Oregon Trail Historic Byway
The Oregon Trail Historic Byway begins on US 26 at the Wyoming/Nebraska border. From there it follows US 26 west through Torrington, Lingle, Fort Laramie, and Guernsey to the intersection with Interstate 25 at Dwyer Junction. The total length is 57 miles, and should take an hour and a half without stopping.
As you cross the state line from Nebraska to Wyoming, you’re already walking in the footsteps of history. The nearby Oregon Trail Marker indicates the spot where the Oregon Trail entered Wyoming, and you’re well on your way to the Old West.

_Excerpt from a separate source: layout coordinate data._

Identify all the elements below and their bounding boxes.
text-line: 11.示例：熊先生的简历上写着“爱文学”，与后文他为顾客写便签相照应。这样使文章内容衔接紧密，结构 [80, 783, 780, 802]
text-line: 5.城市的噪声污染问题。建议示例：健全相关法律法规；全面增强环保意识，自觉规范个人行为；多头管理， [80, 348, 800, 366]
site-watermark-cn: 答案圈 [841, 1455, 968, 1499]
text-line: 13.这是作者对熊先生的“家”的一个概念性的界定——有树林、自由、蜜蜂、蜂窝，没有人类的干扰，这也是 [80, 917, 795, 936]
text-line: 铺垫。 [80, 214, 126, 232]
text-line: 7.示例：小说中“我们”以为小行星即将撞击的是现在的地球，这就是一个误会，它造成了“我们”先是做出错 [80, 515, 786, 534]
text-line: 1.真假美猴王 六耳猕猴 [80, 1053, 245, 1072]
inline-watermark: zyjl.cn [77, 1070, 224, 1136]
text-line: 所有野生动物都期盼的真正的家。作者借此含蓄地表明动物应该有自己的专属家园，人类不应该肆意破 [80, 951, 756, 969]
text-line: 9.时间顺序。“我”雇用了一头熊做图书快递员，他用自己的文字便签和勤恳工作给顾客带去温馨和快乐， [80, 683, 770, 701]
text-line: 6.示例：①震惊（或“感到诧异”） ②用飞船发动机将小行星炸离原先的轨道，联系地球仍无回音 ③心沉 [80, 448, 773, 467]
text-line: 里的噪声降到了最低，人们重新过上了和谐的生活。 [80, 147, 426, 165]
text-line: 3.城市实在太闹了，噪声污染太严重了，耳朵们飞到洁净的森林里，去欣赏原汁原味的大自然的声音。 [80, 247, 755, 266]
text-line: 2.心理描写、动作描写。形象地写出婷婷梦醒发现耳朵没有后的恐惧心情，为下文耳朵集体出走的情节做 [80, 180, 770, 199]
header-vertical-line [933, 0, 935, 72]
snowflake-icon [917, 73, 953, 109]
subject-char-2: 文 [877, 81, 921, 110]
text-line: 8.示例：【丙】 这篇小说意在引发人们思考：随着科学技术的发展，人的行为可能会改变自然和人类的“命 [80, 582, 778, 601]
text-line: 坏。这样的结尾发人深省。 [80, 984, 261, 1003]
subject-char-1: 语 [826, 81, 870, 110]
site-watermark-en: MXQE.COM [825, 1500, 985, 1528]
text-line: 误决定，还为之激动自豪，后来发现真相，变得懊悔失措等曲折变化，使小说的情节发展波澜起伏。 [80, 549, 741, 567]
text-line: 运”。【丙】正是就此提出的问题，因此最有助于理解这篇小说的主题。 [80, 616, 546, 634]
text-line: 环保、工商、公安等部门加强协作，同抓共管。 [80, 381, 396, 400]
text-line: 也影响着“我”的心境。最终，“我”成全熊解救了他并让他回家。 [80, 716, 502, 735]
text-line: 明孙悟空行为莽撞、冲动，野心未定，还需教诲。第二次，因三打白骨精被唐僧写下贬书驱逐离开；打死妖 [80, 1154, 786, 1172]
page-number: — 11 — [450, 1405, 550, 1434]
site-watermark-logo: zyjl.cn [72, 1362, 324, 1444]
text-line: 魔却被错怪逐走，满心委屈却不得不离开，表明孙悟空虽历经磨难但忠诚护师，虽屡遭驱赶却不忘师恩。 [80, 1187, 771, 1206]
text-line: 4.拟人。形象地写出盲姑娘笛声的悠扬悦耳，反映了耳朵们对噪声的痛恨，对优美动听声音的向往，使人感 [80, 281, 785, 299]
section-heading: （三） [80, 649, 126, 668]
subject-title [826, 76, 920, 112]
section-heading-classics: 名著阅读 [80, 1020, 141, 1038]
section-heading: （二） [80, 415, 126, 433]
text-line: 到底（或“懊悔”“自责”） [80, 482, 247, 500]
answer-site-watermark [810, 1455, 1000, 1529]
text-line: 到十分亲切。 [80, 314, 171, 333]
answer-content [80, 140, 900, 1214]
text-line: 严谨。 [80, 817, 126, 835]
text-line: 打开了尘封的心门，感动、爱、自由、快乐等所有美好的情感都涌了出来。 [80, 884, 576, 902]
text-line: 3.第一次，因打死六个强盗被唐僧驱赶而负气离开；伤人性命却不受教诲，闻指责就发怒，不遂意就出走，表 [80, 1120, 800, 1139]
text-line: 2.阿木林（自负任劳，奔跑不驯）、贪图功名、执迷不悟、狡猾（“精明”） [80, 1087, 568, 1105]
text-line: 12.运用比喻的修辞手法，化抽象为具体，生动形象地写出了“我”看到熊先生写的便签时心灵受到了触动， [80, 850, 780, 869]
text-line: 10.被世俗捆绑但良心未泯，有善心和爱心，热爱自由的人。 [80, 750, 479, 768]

If you only make one stop along this drive, make it at Historic Fort Laramie. The fort had its beginning in June, 1834, when fourteen Rocky Mountain Fur Company men built a small stockaded post. During its active 56-year existence, Fort Laramie became a haven for gold seekers and weary emigrants, a station for the Pony Express and the Overland Stage, and served as an important military post during the Plains Indian Wars. It witnessed the growth of the open range cattle industry, the coming of the homesteaders and the final settlement in the 1890s marking the closing of the frontier. The fort was abandoned in 1890, the year that Wyoming gained statehood, but visitors today can still see 22 original structures complete with an audio tour.
Nearby Guernsey State Park is also worth a stop. The park is well known for its boating opportunities and historic Civilian Conservation Corp architecture, but what makes it truly unique is Register Cliff. A sandstone precipice rising one hundred feet from the valley floor of the North Platte River, it is one of three main sites along the Oregon Trail where emigrants left inscriptions, still visible today. Stop off at the Oregon Trail Ruts as well. Although many remnants of the trail can be seen in Wyoming, the Oregon Trail tracks here are notable because they were cut into solid rock. A short trail leads to four deep gouges cut by the wheels of thousands of wagons.
Homesteaders Musuem. Housed in the old Union Pacific depot in Torrington, this museum provides glimpse back into 1880 life.
Rawhide Wildlife Habitat Management Area. Take a hike and experience what the Platte River area looked like at the time of the mountain men and pioneers. Two miles south of Lingle.
The Western History Center. For a small fee, you can join a real archaeological dig. Call ahead and reserve you spot. Five miles west of Lingle.
Hartville. Wyoming’s oldest incorporated town, dating back to 1884. It also boasts the oldest active bar in the state, reputed to be one of the most interesting in Wyoming.
Wheatland. The part-time home of the famous bucking horse, Steamboat, whose image is the official symbol of Wyoming. Check out the town’s colorful murals and equally colorful historic district.